Die Kirchturmuhr wird vom Display an der Haltestelle ergänzt.
Wenn du wissen willst, wie alt jemand ist, lass dir erzählen, woran sie bemerkt haben, ob sie zu spät dran sind.
Die ganz Alten werden sagen, sie waren noch nie zu spät, weil sie eine innere Uhr hätten.
Die Boomer werden sagen, dass es auf ihrem Schulweg tatsächlich noch eine Kirchturmuhr gegeben hat, die als erstes zuschlug, ehe es die Lehrkraft tat.
Spätere, also jüngere Generationen, berichten vom Siegeszug der digitalen Zeitangabe.
Erst war es nur die Sparkasse, die öffentlich Zeit zur Schau stellte, um zu zeigen, wie schnell sich Geld verzinsen kann, wenn man ein Sparefroh ist.
Dann kamen die öffentlichen Haltestellen ins Spiel, die unter den Laufzeilen mit Verspätungen durchaus eine sogenannte Echtzeit angaben.

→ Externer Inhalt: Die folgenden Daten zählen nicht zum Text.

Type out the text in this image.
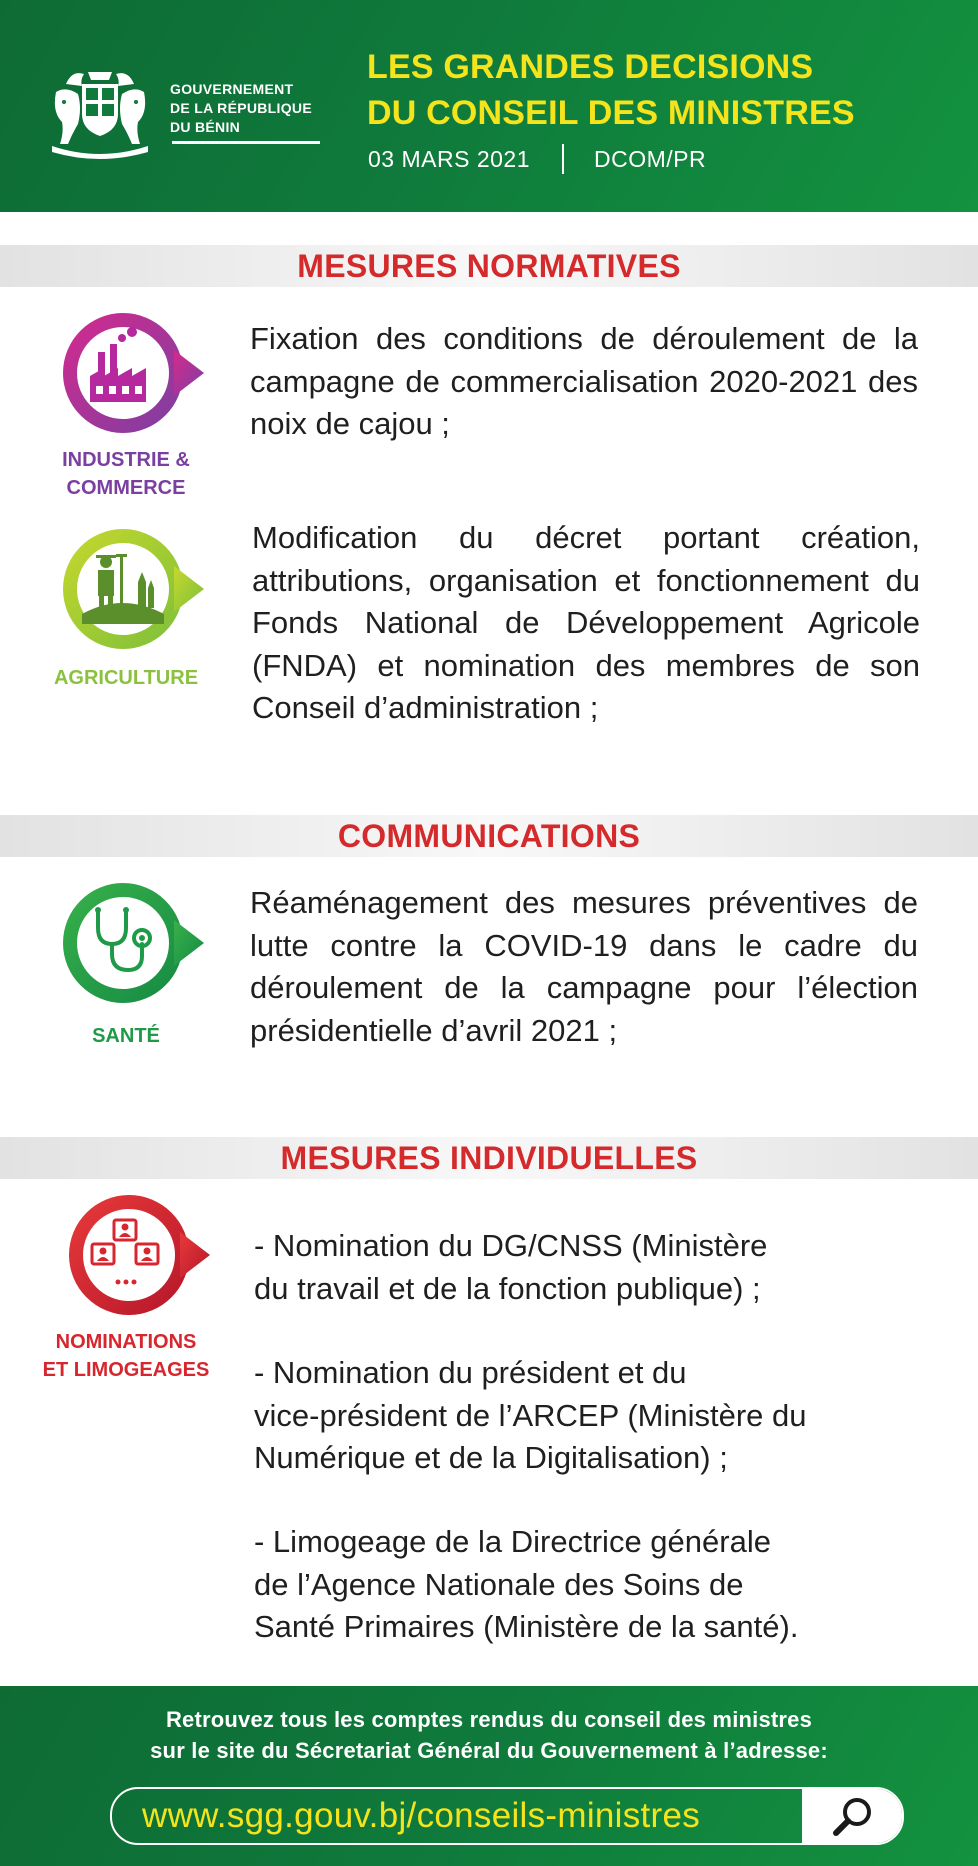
GOUVERNEMENT
DE LA RÉPUBLIQUE
DU BÉNIN
LES GRANDES DECISIONS
DU CONSEIL DES MINISTRES
03 MARS 2021	DCOM/PR
MESURES NORMATIVES
INDUSTRIE &
COMMERCE
Fixation des conditions de déroulement de la campagne de commercialisation 2020-2021 des noix de cajou ;
AGRICULTURE
Modification du décret portant création, attributions, organisation et fonctionnement du Fonds National de Développement Agricole (FNDA) et nomination des membres de son Conseil d’administration ;
COMMUNICATIONS
SANTÉ
Réaménagement des mesures préventives de lutte contre la COVID-19 dans le cadre du déroulement de la campagne pour l’élection présidentielle d’avril 2021 ;
MESURES INDIVIDUELLES
NOMINATIONS
ET LIMOGEAGES
- Nomination du DG/CNSS (Ministère
du travail et de la fonction publique) ;
- Nomination du président et du
vice-président de l’ARCEP (Ministère du
Numérique et de la Digitalisation) ;
- Limogeage de la Directrice générale
de l’Agence Nationale des Soins de
Santé Primaires (Ministère de la santé).
Retrouvez tous les comptes rendus du conseil des ministres
sur le site du Sécretariat Général du Gouvernement à l’adresse:
www.sgg.gouv.bj/conseils-ministres
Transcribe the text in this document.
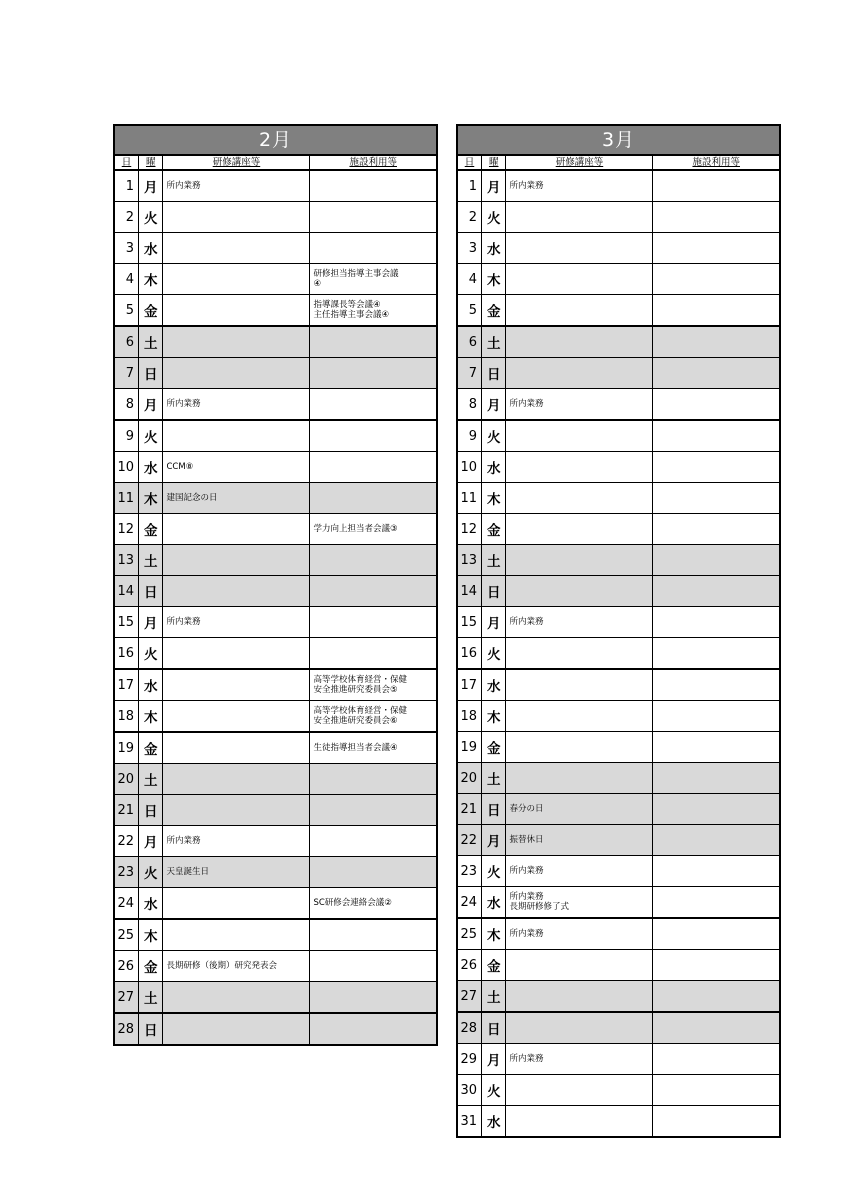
2月			
日	曜	研修講座等	施設利用等
1	月	所内業務	

2	火		
3	水		
4	木		研修担当指導主事会議
④

5	金		指導課長等会議④
主任指導主事会議④

6	土		
7	日		
8	月	所内業務	

9	火		
10	水	CCM⑧	

11	木	建国記念の日	

12	金		学力向上担当者会議③

13	土		
14	日		
15	月	所内業務	

16	火		
17	水		高等学校体育経営・保健
安全推進研究委員会⑤

18	木		高等学校体育経営・保健
安全推進研究委員会⑥

19	金		生徒指導担当者会議④

20	土		
21	日		
22	月	所内業務	

23	火	天皇誕生日	

24	水		SC研修会連絡会議②

25	木		
26	金	長期研修（後期）研究発表会	

27	土		
28	日		
3月			
日	曜	研修講座等	施設利用等
1	月	所内業務	

2	火		
3	水		
4	木		
5	金		
6	土		
7	日		
8	月	所内業務	

9	火		
10	水		
11	木		
12	金		
13	土		
14	日		
15	月	所内業務	

16	火		
17	水		
18	木		
19	金		
20	土		
21	日	春分の日	

22	月	振替休日	

23	火	所内業務	

24	水	所内業務
長期研修修了式	

25	木	所内業務	

26	金		
27	土		
28	日		
29	月	所内業務	

30	火		
31	水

Und die letzten Schreie der Zeitmessung sind ohnehin das Display im Innern des BYD, der einen wortlos zur Schule bringt, sowie das Display eines Schul-Tablets, wo die nächste Pause angezeigt wird.
2.
Hinter all diesen Zeitmessungen steckt die Sehnsucht nach Ordnung. Nicht umsonst geht die öffentliche Zeitmessung auf die Erfindung der Eisenbahn zurück, als man zumindest entlang der Strecke am gleichen Zeitstrang ziehen musste.
Der Sinn dieser allgemeinen Verständigung lag freilich darin, dass alle entlang der öffentlichen Einrichtung rechtzeitig mitbekamen, wann Krieg ist. Zu diesem Zweck wurde eine Kriegsfahne unter der Uhr aufgehängt, sodass die Rekruten von überall zusteigen konnten.
Diese Kriegsfahne ist übrigens heutzutage an manchen Tankstellen ausgehängt in Gestalt des Dieselpreises.
Wenn dieser eine bestimmte Höhe erreicht, wissen die Rekruten des Konsums, dass sie das nächstbeste Öffi nehmen müssen, egal an welche Front dieses fährt.
3.
Meine Lieblingslinie „T“ fährt von einem Konsumparadies zum anderen, und ich kann in der Mitte dieser Paradieslinie zusteigen.
Dann überrasche ich mich selbst, indem ich entweder ins DEZ in den Osten oder ins CYTA in den Westen fahre.
Es gibt dort überall das gleiche, das gibt Halt.
Zu Kindern sagt man oft „Handi geben!“, wenn es gefährlich wird. Diesen Halt gibt freilich auch die Buslinie. Nicht nur, weil in den Fahrgasträumen ordentlich Haltegriffe ausgelegt sind, sondern auch durch einen Fahrplan, der verlässlicher ist als der Lauf der Sonne.
Als neulich im Bus vor dem Altersheim ein Kühlschlauch platzte und er w.o. geben musste, hatte die IVB-Zentrale innerhalb von zehn Minuten einen T-Ersatzbus parat und fuhr weiter, als sei nichts geschehen.
So eine Verlässlichkeit gibt Halt. Nicht nur uns Alten, die von der Zeit beinahe schon gebrochen sind, sondern auch der aktiven Gesellschaft, die sich gerade auf Kriegswirtschaft einstellen muss, zumindest wenn es nach den Tankstellen geht.
Der Öffi hat sich als Kirchenersatz bestens bewährt. Während dort die einen massenhaft austreten, um nicht mehr auf die Kirchturmuhr schauen zu müssen, kaufen die anderen massenhaft Klimatickets, um in den Genuss der Öffis mit verlässlichen Fahrplänen zu gelangen.